$$\max_{x\in [0, 1] \cup \mathbb{N}} xe^{-x^2}$$
So I thought: $[0, 1]$ is compact, hence Weiestrass Theorem holds. $\mathbb{N}$ is not compact instead.
$$f'(x) = e^{-x^2}(1-2x^2)$$
So the zeros are $x = \pm \dfrac{1}{\sqrt{2}}$ and I have to trash the negative one.
Now
$$f(0) = 0$$ $$f(1) = 1/e$$ $$f(1/\sqrt{2}) = \frac{1}{\sqrt{2e}}$$
I would say the minimum occurrs at $x = 1/\sqrt{2}$ but I really cannot understand how to treat the $\mathbb{N}$ part.

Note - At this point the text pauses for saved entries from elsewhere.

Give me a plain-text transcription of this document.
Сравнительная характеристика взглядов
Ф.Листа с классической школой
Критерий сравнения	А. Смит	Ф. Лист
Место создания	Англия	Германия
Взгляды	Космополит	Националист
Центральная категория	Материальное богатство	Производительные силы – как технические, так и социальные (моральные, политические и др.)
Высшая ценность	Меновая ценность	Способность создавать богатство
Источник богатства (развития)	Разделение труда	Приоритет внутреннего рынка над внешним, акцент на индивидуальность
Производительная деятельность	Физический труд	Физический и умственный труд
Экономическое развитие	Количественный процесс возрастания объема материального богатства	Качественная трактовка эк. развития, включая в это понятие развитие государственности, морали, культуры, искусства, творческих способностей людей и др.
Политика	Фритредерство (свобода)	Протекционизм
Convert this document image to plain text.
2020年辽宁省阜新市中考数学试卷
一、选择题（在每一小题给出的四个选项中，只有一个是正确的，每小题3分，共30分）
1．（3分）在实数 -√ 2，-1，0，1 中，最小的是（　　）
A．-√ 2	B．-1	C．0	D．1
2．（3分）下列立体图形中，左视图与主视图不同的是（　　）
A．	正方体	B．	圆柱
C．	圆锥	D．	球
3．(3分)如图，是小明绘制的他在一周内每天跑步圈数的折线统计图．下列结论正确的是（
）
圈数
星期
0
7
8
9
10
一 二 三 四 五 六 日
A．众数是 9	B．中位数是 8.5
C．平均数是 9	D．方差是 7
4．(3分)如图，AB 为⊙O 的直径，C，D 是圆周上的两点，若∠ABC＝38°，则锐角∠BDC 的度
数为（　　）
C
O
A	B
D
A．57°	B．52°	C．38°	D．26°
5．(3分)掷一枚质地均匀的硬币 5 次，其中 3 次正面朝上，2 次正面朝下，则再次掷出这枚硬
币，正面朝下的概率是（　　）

I mean I know that as $n\to +\infty,\ f(n) \to 0$ but this doesn't help me.
Also I was wondering: does the function has a minimum too? Is there a non empty subset of $\mathbb{R}$ in which the function has no absolute maximum?

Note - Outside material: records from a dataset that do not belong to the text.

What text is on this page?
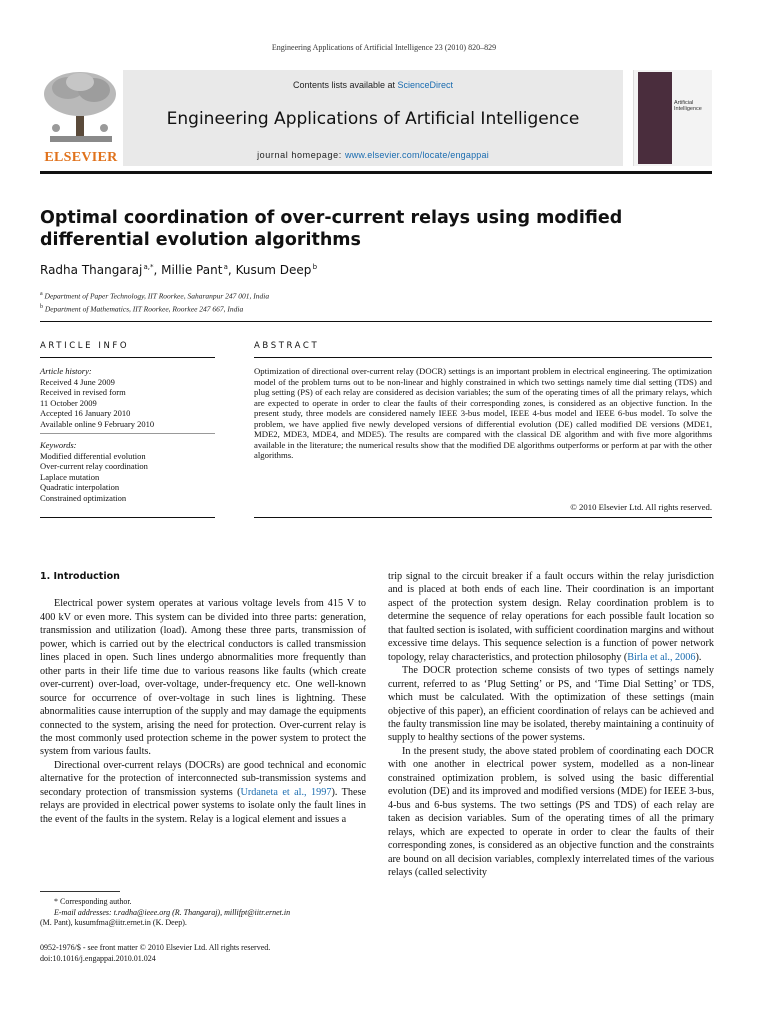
Engineering Applications of Artificial Intelligence 23 (2010) 820–829
ELSEVIER
Contents lists available at ScienceDirect
Engineering Applications of Artificial Intelligence
journal homepage: www.elsevier.com/locate/engappai
Artificial
Intelligence
Optimal coordination of over-current relays using modified differential evolution algorithms
Radha Thangaraj $^{a,*}$, Millie Pant $^a$, Kusum Deep $^b$
$^a$ Department of Paper Technology, IIT Roorkee, Saharanpur 247 001, India
$^b$ Department of Mathematics, IIT Roorkee, Roorkee 247 667, India
ARTICLE INFO	ABSTRACT
Article history:
Received 4 June 2009
Received in revised form
11 October 2009
Accepted 16 January 2010
Available online 9 February 2010
Keywords:
Modified differential evolution
Over-current relay coordination
Laplace mutation
Quadratic interpolation
Constrained optimization

Optimization of directional over-current relay (DOCR) settings is an important problem in electrical engineering. The optimization model of the problem turns out to be non-linear and highly constrained in which two settings namely time dial setting (TDS) and plug setting (PS) of each relay are considered as decision variables; the sum of the operating times of all the primary relays, which are expected to operate in order to clear the faults of their corresponding zones, is considered as an objective function. In the present study, three models are considered namely IEEE 3-bus model, IEEE 4-bus model and IEEE 6-bus model. To solve the problem, we have applied five newly developed versions of differential evolution (DE) called modified DE versions (MDE1, MDE2, MDE3, MDE4, and MDE5). The results are compared with the classical DE algorithm and with five more algorithms available in the literature; the numerical results show that the modified DE algorithms outperforms or perform at par with the other algorithms.

© 2010 Elsevier Ltd. All rights reserved.
1. Introduction

Electrical power system operates at various voltage levels from 415 V to 400 kV or even more. This system can be divided into three parts: generation, transmission and utilization (load). Among these three parts, transmission of power, which is carried out by the electrical conductors is called transmission lines placed in open. Such lines undergo abnormalities more frequently than other parts in their life time due to various reasons like faults (which create over-current) over-load, over-voltage, under-frequency etc. One well-known source for occurrence of over-voltage in such lines is lightning. These abnormalities cause interruption of the supply and may damage the equipments connected to the system, arising the need for protection. Over-current relay is the most commonly used protection scheme in the power system to protect the system from various faults.

Directional over-current relays (DOCRs) are good technical and economic alternative for the protection of interconnected sub-transmission systems and secondary protection of transmission systems (Urdaneta et al., 1997). These relays are provided in electrical power systems to isolate only the fault lines in the event of the faults in the system. Relay is a logical element and issues a

trip signal to the circuit breaker if a fault occurs within the relay jurisdiction and is placed at both ends of each line. Their coordination is an important aspect of the protection system design. Relay coordination problem is to determine the sequence of relay operations for each possible fault location so that faulted section is isolated, with sufficient coordination margins and without excessive time delays. This sequence selection is a function of power network topology, relay characteristics, and protection philosophy (Birla et al., 2006).

The DOCR protection scheme consists of two types of settings namely current, referred to as ‘Plug Setting’ or PS, and ‘Time Dial Setting’ or TDS, which must be calculated. With the optimization of these settings (main objective of this paper), an efficient coordination of relays can be achieved and the faulty transmission line may be isolated, thereby maintaining a continuity of supply to healthy sections of the power systems.

In the present study, the above stated problem of coordinating each DOCR with one another in electrical power system, modelled as a non-linear constrained optimization problem, is solved using the basic differential evolution (DE) and its improved and modified versions (MDE) for IEEE 3-bus, 4-bus and 6-bus systems. The two settings (PS and TDS) of each relay are taken as decision variables. Sum of the operating times of all the primary relays, which are expected to operate in order to clear the faults of their corresponding zones, is considered as an objective function and the constraints are bound on all decision variables, complexly interrelated times of the various relays (called selectivity

* Corresponding author.
E-mail addresses: t.radha@ieee.org (R. Thangaraj), millifpt@iitr.ernet.in
(M. Pant), kusumfma@iitr.ernet.in (K. Deep).
0952-1976/$ - see front matter © 2010 Elsevier Ltd. All rights reserved.
doi:10.1016/j.engappai.2010.01.024
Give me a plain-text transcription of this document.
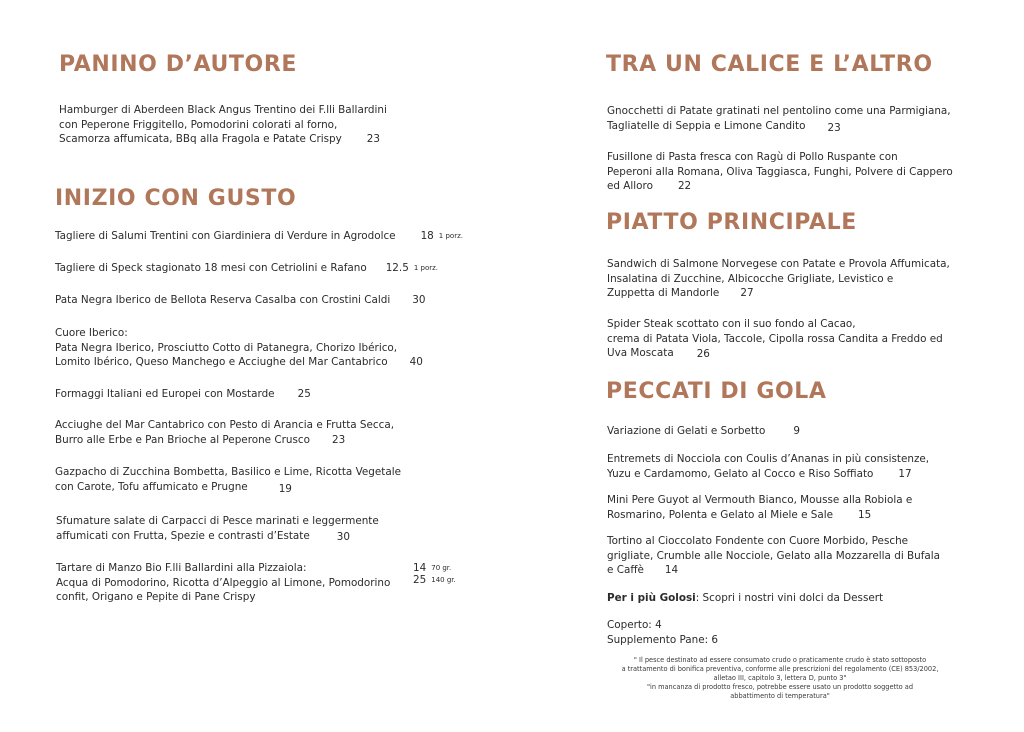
PANINO D’AUTORE
Hamburger di Aberdeen Black Angus Trentino dei F.lli Ballardini
con Peperone Friggitello, Pomodorini colorati al forno,
Scamorza affumicata, BBq alla Fragola e Patate Crispy 23
INIZIO CON GUSTO
Tagliere di Salumi Trentini con Giardiniera di Verdure in Agrodolce 18 1 porz.
Tagliere di Speck stagionato 18 mesi con Cetriolini e Rafano 12.5 1 porz.
Pata Negra Iberico de Bellota Reserva Casalba con Crostini Caldi 30
Cuore Iberico:
Pata Negra Iberico, Prosciutto Cotto di Patanegra, Chorizo Ibérico,
Lomito Ibérico, Queso Manchego e Acciughe del Mar Cantabrico 40
Formaggi Italiani ed Europei con Mostarde 25
Acciughe del Mar Cantabrico con Pesto di Arancia e Frutta Secca,
Burro alle Erbe e Pan Brioche al Peperone Crusco 23
Gazpacho di Zucchina Bombetta, Basilico e Lime, Ricotta Vegetale
con Carote, Tofu affumicato e Prugne	19
Sfumature salate di Carpacci di Pesce marinati e leggermente
affumicati con Frutta, Spezie e contrasti d’Estate	30
Tartare di Manzo Bio F.lli Ballardini alla Pizzaiola:
Acqua di Pomodorino, Ricotta d’Alpeggio al Limone, Pomodorino
confit, Origano e Pepite di Pane Crispy
14 70 gr.
25 140 gr.
TRA UN CALICE E L’ALTRO
Gnocchetti di Patate gratinati nel pentolino come una Parmigiana,
Tagliatelle di Seppia e Limone Candito 23
Fusillone di Pasta fresca con Ragù di Pollo Ruspante con
Peperoni alla Romana, Oliva Taggiasca, Funghi, Polvere di Cappero
ed Alloro 22
PIATTO PRINCIPALE
Sandwich di Salmone Norvegese con Patate e Provola Affumicata,
Insalatina di Zucchine, Albicocche Grigliate, Levistico e
Zuppetta di Mandorle 27
Spider Steak scottato con il suo fondo al Cacao,
crema di Patata Viola, Taccole, Cipolla rossa Candita a Freddo ed
Uva Moscata 26
PECCATI DI GOLA
Variazione di Gelati e Sorbetto	9
Entremets di Nocciola con Coulis d’Ananas in più consistenze,
Yuzu e Cardamomo, Gelato al Cocco e Riso Soffiato 17
Mini Pere Guyot al Vermouth Bianco, Mousse alla Robiola e
Rosmarino, Polenta e Gelato al Miele e Sale 15
Tortino al Cioccolato Fondente con Cuore Morbido, Pesche
grigliate, Crumble alle Nocciole, Gelato alla Mozzarella di Bufala
e Caffè 14
Per i più Golosi: Scopri i nostri vini dolci da Dessert
Coperto: 4
Supplemento Pane: 6
" Il pesce destinato ad essere consumato crudo o praticamente crudo è stato sottoposto
a trattamento di bonifica preventiva, conforme alle prescrizioni del regolamento (CE) 853/2002,
alletao III, capitolo 3, lettera D, punto 3"
"in mancanza di prodotto fresco, potrebbe essere usato un prodotto soggetto ad
abbattimento di temperatura"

Notice that $f'\left(x\right) \leq 0$ for $x \geq \frac{1}{\sqrt{2}}$, so the function is non-increasing in the interval $\left[\frac{1}{\sqrt{2}}, +\infty)\right]$, since $\mathbb{N}$ is in this interval, the maximum will be at the point $x = \frac{1}{\sqrt{2}}$.